We've been together for nearly 20 years, so I've seen this progress to where it is today. The next step is for this person to open up to somebody else. I just have to tip-toe on how I might suggest that notion. "In sickness and in health" right?

Ironically enough, when I was confronted with my anger issues, I was basically given an ultimatum that I needed to find help. To which I was very receptive.

This entire conversation is fraught with society's terrible attitude towards mental health, mental wellness and mindfulness.

You'll probably need to give them an ultimatum. My SO isn't as extreme, at least in the same ways, but I need to constantly police the boundaries of their obsessions and, gently, push back against them to the degree I think they can handle.
Late onset OCD is very much a thing, more prevalent with women, and pregnancy one of the most common triggers. Do not expect it to go away by itself.

I think you are going to need to find a professional to discuss how to handle the situation and how to get your partner to accept the help you all three need. It will likely take a few tries to meet someone interested in working the problem, rather than proscribing some pills. Getting to the point of your partner accepting the label and some techniques to help cope and reduce the anxiety OCD causes could be all it takes get things improving.

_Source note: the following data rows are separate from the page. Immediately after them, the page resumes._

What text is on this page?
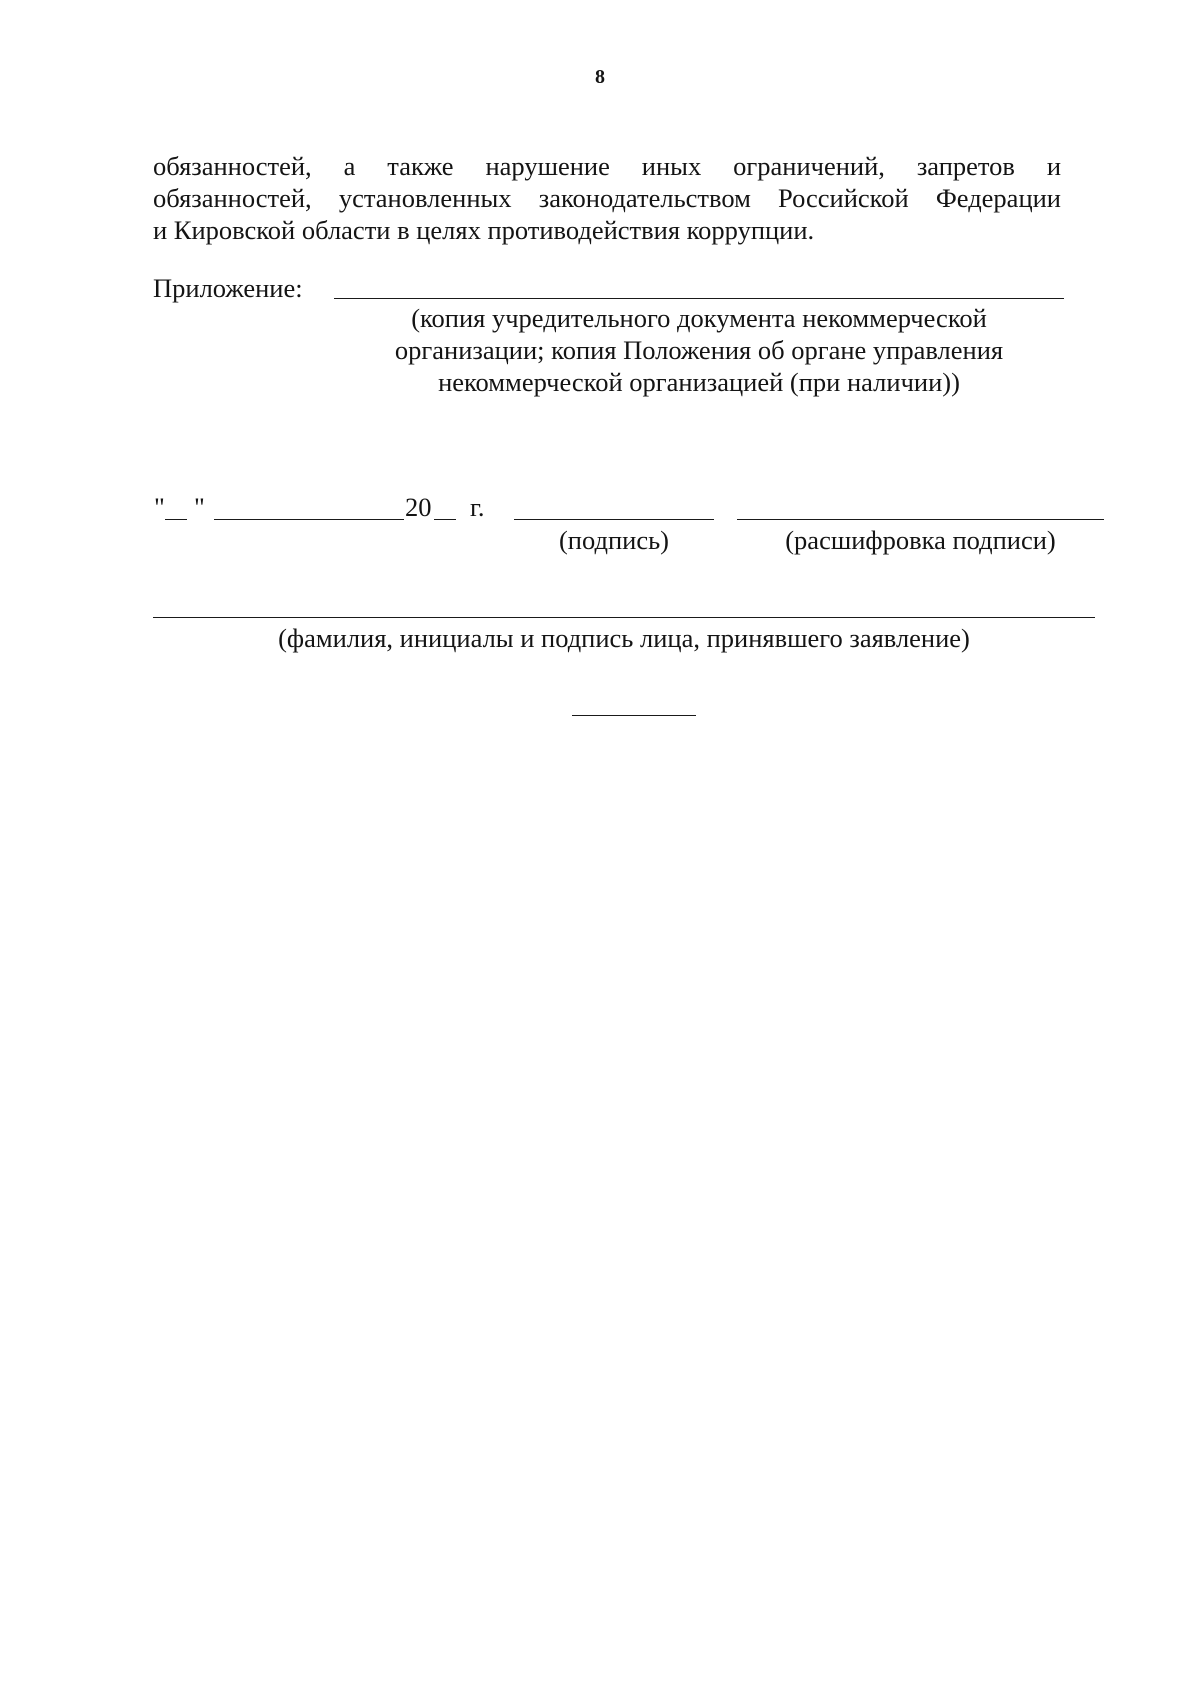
8
обязанностей, а также нарушение иных ограничений, запретов и
обязанностей, установленных законодательством Российской Федерации
и Кировской области в целях противодействия коррупции.
Приложение:
(копия учредительного документа некоммерческой
организации; копия Положения об органе управления
некоммерческой организацией (при наличии))
" "	20 г.
(подпись)	(расшифровка подписи)
(фамилия, инициалы и подпись лица, принявшего заявление)
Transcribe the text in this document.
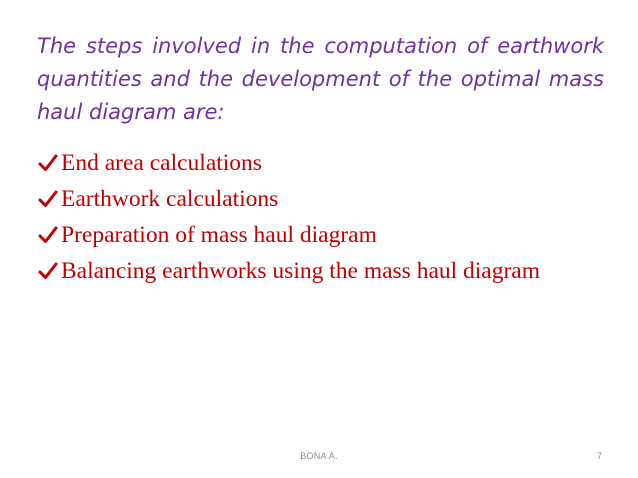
The steps involved in the computation of earthwork quantities and the development of the optimal mass haul diagram are:

End area calculations
Earthwork calculations
Preparation of mass haul diagram
Balancing earthworks using the mass haul diagram
BONA A.	7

I think the stigma of pills is where the biggest problem lies in addressing mental health. The last thing I want is to put somebody on pills, unless it's 10000% the right way to go.

As I understand it, the "easiest" and safest method is exposure therapy.

Its pretty much the only thing recommended for OCD. Maybe meditation or mindfulness gets a look in. But you want to try to get less superficial diagnosis than some random person on the internet; the OCD behavior could be a side effect of something else, eg. comorbid GAD or many other things I'd only be guessing at.